Erie Downtown Development Corp.
The EDDC continued to garner new investments, bringing the most recent tally to more than $27 million raised to transform a 12-block section of Erie’s downtown from Perry Square north to Third Street and Sassafras Street east to Holland Street.
The EDDC established a headquarters in the 179-year-old Cashier’s House, 417 State St., and brought experts with the Urban Land Institute to Erie in midsummer. They pored over the EDDC footprint and created a block-by-block land use plan, recommending a mix of commercial and residential spaces and more attractive parking lots.
They stressed the need for close collaboration between government and developers and clear communication with the public. They urged City Hall to expand its planning department and function at its highest level of creativity, focus and accountability to ensure all sources of funding are leveraged and unnecessary bureaucratic roadblocks avoided.
A month later, the EDDC made its first big purchase, $2.95 million for eight parcels in the heart of downtown, including the former iconic music venue, Sherlock’s/Park Place. The properties front State Street and face Perry Square along North Park Row.
CEO John Persinger said the EDDC will continue to look at more property as it develops these with first-floor commercial ventures and residential units above. The EDDC also hosted two events to attract downtown visitors.
Investing in Erie
Pete Zaphiris, owner of Erie-based Great Lake Insurance Services Group, has purchased multiple parcels in the area of West 12th and Peach and State streets, including the Citizens Bank building and former Erie General Tire property, and plans to announce soon a new development featuring retail, residential and office space.
Gov. Tom Wolf visited in August to announce critical Redevelopment Assistant Capital Program awards: $12 million for upgrades at UPMC Park, which, Erie Events Executive Director Casey Wells said, helped secure a commitment for both the Erie SeaWolves and the Erie Otters to remain in Erie for at least 10 years.
The Avalon Hotel was awarded $1 million toward a $16 million project to transform the hotel into a Hilton DoubleTree Hotel with a pool, penthouse suites and new shops.
An earlier RACP investment of $3 million in 2016 paid off, as the new ErieBank Sports Park, featuring two badly needed new ice rinks, opened in September. Wolf’s administration also awarded $2 million in July to help bring the broken-down JMC Ice Arena back online.

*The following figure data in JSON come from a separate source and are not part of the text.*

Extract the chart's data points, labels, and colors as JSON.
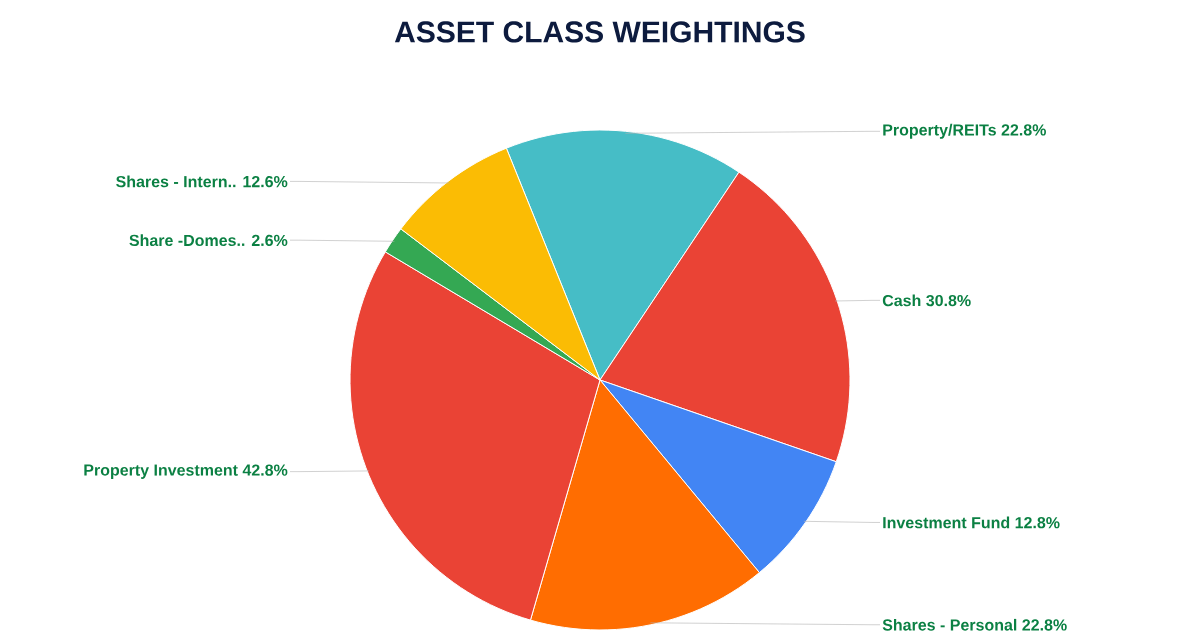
{
  "chart_data": {
    "type": "pie",
    "title": "ASSET CLASS WEIGHTINGS",
    "categories": [
      "Property/REITs",
      "Cash",
      "Investment Fund",
      "Shares - Personal",
      "Property Investment",
      "Share -Domes..",
      "Shares - Intern.."
    ],
    "values": [
      22.8,
      30.8,
      12.8,
      22.8,
      42.8,
      2.6,
      12.6
    ],
    "value_labels": [
      "22.8%",
      "30.8%",
      "12.8%",
      "22.8%",
      "42.8%",
      "2.6%",
      "12.6%"
    ],
    "colors": [
      "#46bdc6",
      "#ea4335",
      "#4285f4",
      "#ff6d01",
      "#ea4335",
      "#34a853",
      "#fbbc04"
    ]
  }
}
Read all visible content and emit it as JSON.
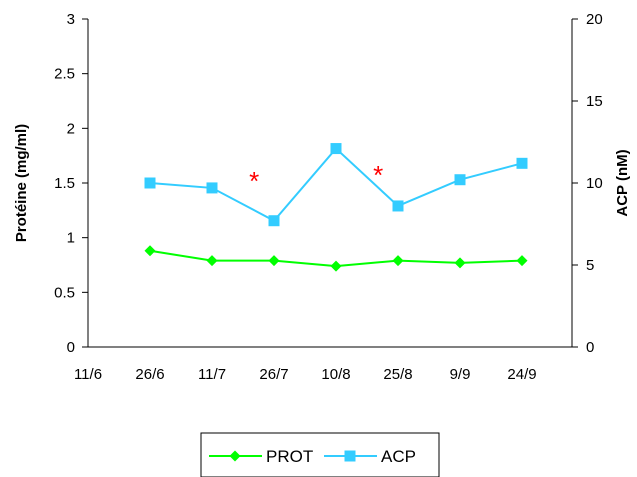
{
  "chart_data": {
    "type": "line",
    "x_tick_labels": [
      "11/6",
      "26/6",
      "11/7",
      "26/7",
      "10/8",
      "25/8",
      "9/9",
      "24/9"
    ],
    "categories": [
      "26/6",
      "11/7",
      "26/7",
      "10/8",
      "25/8",
      "9/9",
      "24/9"
    ],
    "ylabel_left": "Protéine (mg/ml)",
    "ylabel_right": "ACP (nM)",
    "ylim_left": [
      0,
      3
    ],
    "ylim_right": [
      0,
      20
    ],
    "y_ticks_left": [
      "0",
      "0.5",
      "1",
      "1.5",
      "2",
      "2.5",
      "3"
    ],
    "y_ticks_right": [
      "0",
      "5",
      "10",
      "15",
      "20"
    ],
    "grid": false,
    "legend_position": "bottom",
    "series": [
      {
        "name": "PROT",
        "axis": "left",
        "color": "#00ff00",
        "marker": "diamond",
        "values": [
          0.88,
          0.79,
          0.79,
          0.74,
          0.79,
          0.77,
          0.79
        ]
      },
      {
        "name": "ACP",
        "axis": "right",
        "color": "#33ccff",
        "marker": "square",
        "values": [
          10.0,
          9.7,
          7.7,
          12.1,
          8.6,
          10.2,
          11.2
        ]
      }
    ],
    "annotations": [
      {
        "text": "*",
        "x_between": [
          "11/7",
          "26/7"
        ],
        "color": "#ff0000"
      },
      {
        "text": "*",
        "x_between": [
          "10/8",
          "25/8"
        ],
        "color": "#ff0000"
      }
    ]
  }
}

Residents donated a record-breaking $4.45 million to support local nonprofits in the Erie Community Foundation’s annual Erie Gives day on Aug. 14.
In the neighborhoods
ServErie mustered thousands of volunteers over four days in August to improve Pfeiffer-Burleigh Elementary School and the Booker T. Washington Center on Erie’s east side.
Neighborhood groups Our West Bayfront and Bayfront East Side Taskforce deployed volunteers from the AmeriCorps National Civilian Community Corps to advance their ongoing work to spruce up neglected neighborhoods.
Grants focused on neighborhood marquee buildings and facades from the Erie County Gaming Revenue Authority boosted the work of organizations on both sides of town: $100,000 for the renovation of the former Howard’s Photography, 404-406 W. Eighth St.; $100,000 each to Emmaus Ministries and Grace Church; $58,000 to ServErie; and $50,000 to B.E.S.T. Our West Bayfront in September also received a $150,000 state grant to revamp Bayview Park.